为 Go 应用添加 Prometheus 监控指标-轻识

前面我们了解了如何仪表化应用，接下来我们将学习使用 Prometheus 的 Go 客户端库来为一个 Go 应用程序添加和暴露监控指标。

创建应用

我们首先从一个最简单的 Go 应用程序开始，在端口 8080 的 /metrics 端点上暴露客户端库的默认注册表，暂时还没有跟踪任何其他自定义的监控指标。

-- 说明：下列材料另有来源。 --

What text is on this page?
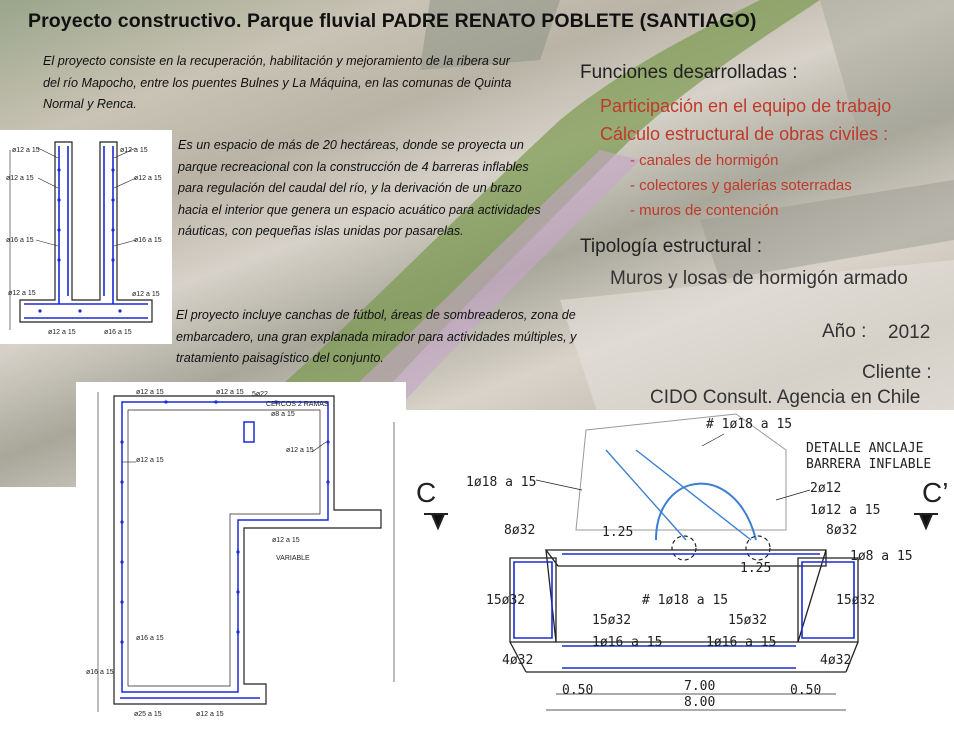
Proyecto constructivo. Parque fluvial PADRE RENATO POBLETE (SANTIAGO)
El proyecto consiste en la recuperación, habilitación y mejoramiento de la ribera sur del río Mapocho, entre los puentes Bulnes y La Máquina, en las comunas de Quinta Normal y Renca.
Es un espacio de más de 20 hectáreas, donde se proyecta un parque recreacional con la construcción de 4 barreras inflables para regulación del caudal del río, y la derivación de un brazo hacia el interior que genera un espacio acuático para actividades náuticas, con pequeñas islas unidas por pasarelas.
El proyecto incluye canchas de fútbol, áreas de sombreaderos, zona de embarcadero, una gran explanada mirador para actividades múltiples, y tratamiento paisagístico del conjunto.
Funciones desarrolladas :
Participación en el equipo de trabajo
Cálculo estructural de obras civiles :
- canales de hormigón
- colectores y galerías soterradas
- muros de contención
Tipología estructural :
Muros y losas de hormigón armado
Año : 2012
Cliente :
CIDO Consult. Agencia en Chile
ø12 a 15	ø12 a 15
ø12 a 15	ø12 a 15
ø16 a 15	ø16 a 15
ø12 a 15
ø12 a 15
ø16 a 15
ø12 a 15
ø12 a 15	ø12 a 15 5ø22
CERCOS 2 RAMAS
ø8 a 15
ø12 a 15
ø12 a 15
ø12 a 15
VARIABLE
ø16 a 15
ø16 a 15
ø25 a 15	ø12 a 15
C	C’
DETALLE ANCLAJE
BARRERA INFLABLE
# 1ø18 a 15
1ø18 a 15	2ø12
1ø12 a 15
8ø32	8ø32
1ø8 a 15
1.25
1.25
15ø32
15ø32	15ø32
15ø32
# 1ø18 a 15
1ø16 a 15	1ø16 a 15
4ø32	4ø32
7.00
8.00
0.50	0.50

先创建一个名为 instrument-demo 的目录，在该目录下面初始化项目：

☸ ➜ mkdir instrument-demo && cd instrument-demo
☸ ➜ go mod init github.com/cnych/instrument-demo

上面的命令会在 instrument-demo 目录下面生成一个 go.mod 文件，在同目录下面新建一个 main.go 的入口文件，内容如下所示：

package main

import (
 "net/http"

 "github.com/prometheus/client_golang/prometheus/promhttp"
)

func main() {
    // Serve the default Prometheus metrics registry over HTTP on /metrics.
 http.Handle("/metrics", promhttp.Handler())
 http.ListenAndServe(":8080", nil)
}

然后执行下面的命令下载 Prometheus 客户端库依赖：

☸ ➜ export GOPROXY="https://goproxy.cn"
☸ ➜ go mod tidy
go: finding module for package github.com/prometheus/client_golang/prometheus/promhttp
go: found github.com/prometheus/client_golang/prometheus/promhttp in github.com/prometheus/client_golang v1.11.0
go: downloading google.golang.org/protobuf v1.26.0-rc.1

然后直接执行 go run 命令启动服务：

☸ ➜ go run main.go

然后我们可以在浏览器中访问 http://localhost:8080/metrics 来获得默认的监控指标数据：

# HELP go_gc_duration_seconds A summary of the pause duration of garbage collection cycles.
# TYPE go_gc_duration_seconds summary
go_gc_duration_seconds{quantile="0"} 0
go_gc_duration_seconds{quantile="0.25"} 0
go_gc_duration_seconds{quantile="0.5"} 0
go_gc_duration_seconds{quantile="0.75"} 0
go_gc_duration_seconds{quantile="1"} 0
go_gc_duration_seconds_sum 0
go_gc_duration_seconds_count 0
# HELP go_goroutines Number of goroutines that currently exist.
# TYPE go_goroutines gauge
go_goroutines 6
......
# HELP go_threads Number of OS threads created.
# TYPE go_threads gauge
go_threads 8
# HELP promhttp_metric_handler_requests_in_flight Current number of scrapes being served.
# TYPE promhttp_metric_handler_requests_in_flight gauge
promhttp_metric_handler_requests_in_flight 1
# HELP promhttp_metric_handler_requests_total Total number of scrapes by HTTP status code.
# TYPE promhttp_metric_handler_requests_total counter
promhttp_metric_handler_requests_total{code="200"} 1
promhttp_metric_handler_requests_total{code="500"} 0
promhttp_metric_handler_requests_total{code="503"} 0

我们并没有在代码中添加什么业务逻辑，但是可以看到依然有一些指标数据输出，这是因为 Go 客户端库默认在我们暴露的全局默认指标注册表中注册了一些关于 promhttp 处理器和运行时间相关的默认指标，根据不同指标名称的前缀可以看出：

go_*：以 go_ 为前缀的指标是关于 Go 运行时相关的指标，比如垃圾回收时间、goroutine 数量等，这些都是 Go 客户端库特有的，其他语言的客户端库可能会暴露各自语言的其他运行时指标。
promhttp_*：来自 promhttp 工具包的相关指标，用于跟踪对指标请求的处理。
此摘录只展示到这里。